Research conducted by Robert Enright, PhD, and Gayle Reed, RN, PhD, LLC at the University of Wisconsin has led to the development of a Forgiveness Inventory and a helpful process model for teaching forgiveness. This model has 20 steps that are organized into four phases.

During the first phase, which they call the Uncovering Phase, the therapist validates and normalizes an individual’s feelings of anger, sadness, confusion, and hurt that result when someone we love or trust hurts us, and begins to explore the possibilities and benefits of forgiveness. I never suggest that my client deny or forget what has happened, and I do not encourage them to excuse or condone what occurred. I just help them realize that forgiveness is possible and can lead to healthier relationships; greater spiritual and psychological well-being; less stress and hostility; lower blood pressure; fewer symptoms of depression, anxiety, and chronic pain; and lower risk of alcohol and substance abuse. 

The second, or Decision Phase, focuses on helping our clients understand that forgiveness does not just happen … it is a choice they make as a strategy to improve their lives through healing. During this phase I help my clients decide if they are ready to let go of past resentments and thoughts of revenge.

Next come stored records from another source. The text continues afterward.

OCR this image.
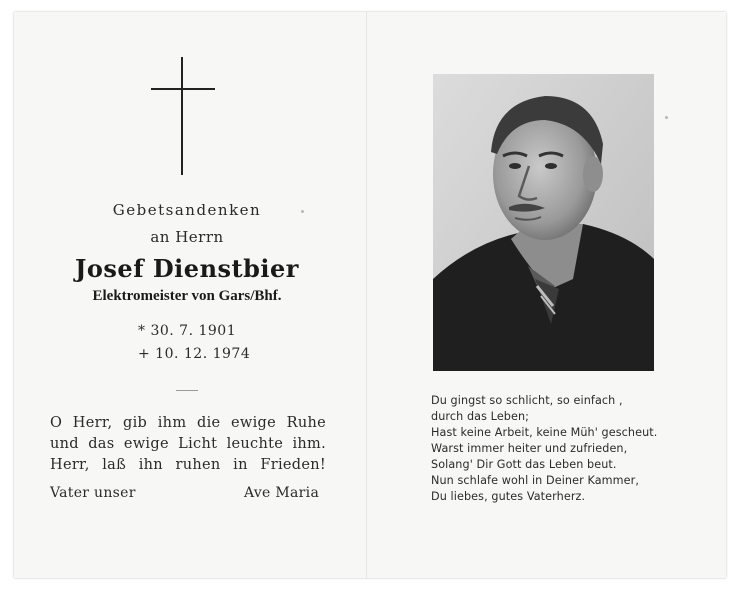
Gebetsandenken
an Herrn
Josef Dienstbier
Elektromeister von Gars/Bhf.
* 30. 7. 1901
+ 10. 12. 1974
O Herr, gib ihm die ewige Ruhe
und das ewige Licht leuchte ihm.
Herr, laß ihn ruhen in Frieden!
Vater unser	Ave Maria
Du gingst so schlicht, so einfach ,
durch das Leben;
Hast keine Arbeit, keine Müh' gescheut.
Warst immer heiter und zufrieden,
Solang' Dir Gott das Leben beut.
Nun schlafe wohl in Deiner Kammer,
Du liebes, gutes Vaterherz.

I encourage them to define their life in a different way … no longer willing to be victims and no longer allowing the person who hurt them to have power over their feelings and view of the world. 

The active work of increasing understanding, empathy, and compassion toward the injurer begins during the third phase, or Work Phase. I use journaling, meditation, and imagery work to help calm and ground my clients as they recall and explore the pain that occurred. I find that this can be the most difficult part of the process and I often rely on the Serenity Prayer to help a client accept the things they cannot change. I often broach the possibility of making amends and the possibility of a reconciliation during this stage if the health and safety of both parties would not be jeopardized.


During the final or Deepening Phase, the forgiving individual begins to experience peace and relief from the suffering that he or she has faced. I find the book, Forgiveness: The Healing Gift We Give Ourselves by Cheryl Carson, can be very helpful. She reminds us, “Forgiveness is truly an act of self-love, the healing gift we give ourselves. To hate is easy—it takes no moral strength—but it is healthier to love. Forgiveness is the pathway to love, and love is always the answer to healing of any sort. Blame keeps wounds open; forgiveness heals.”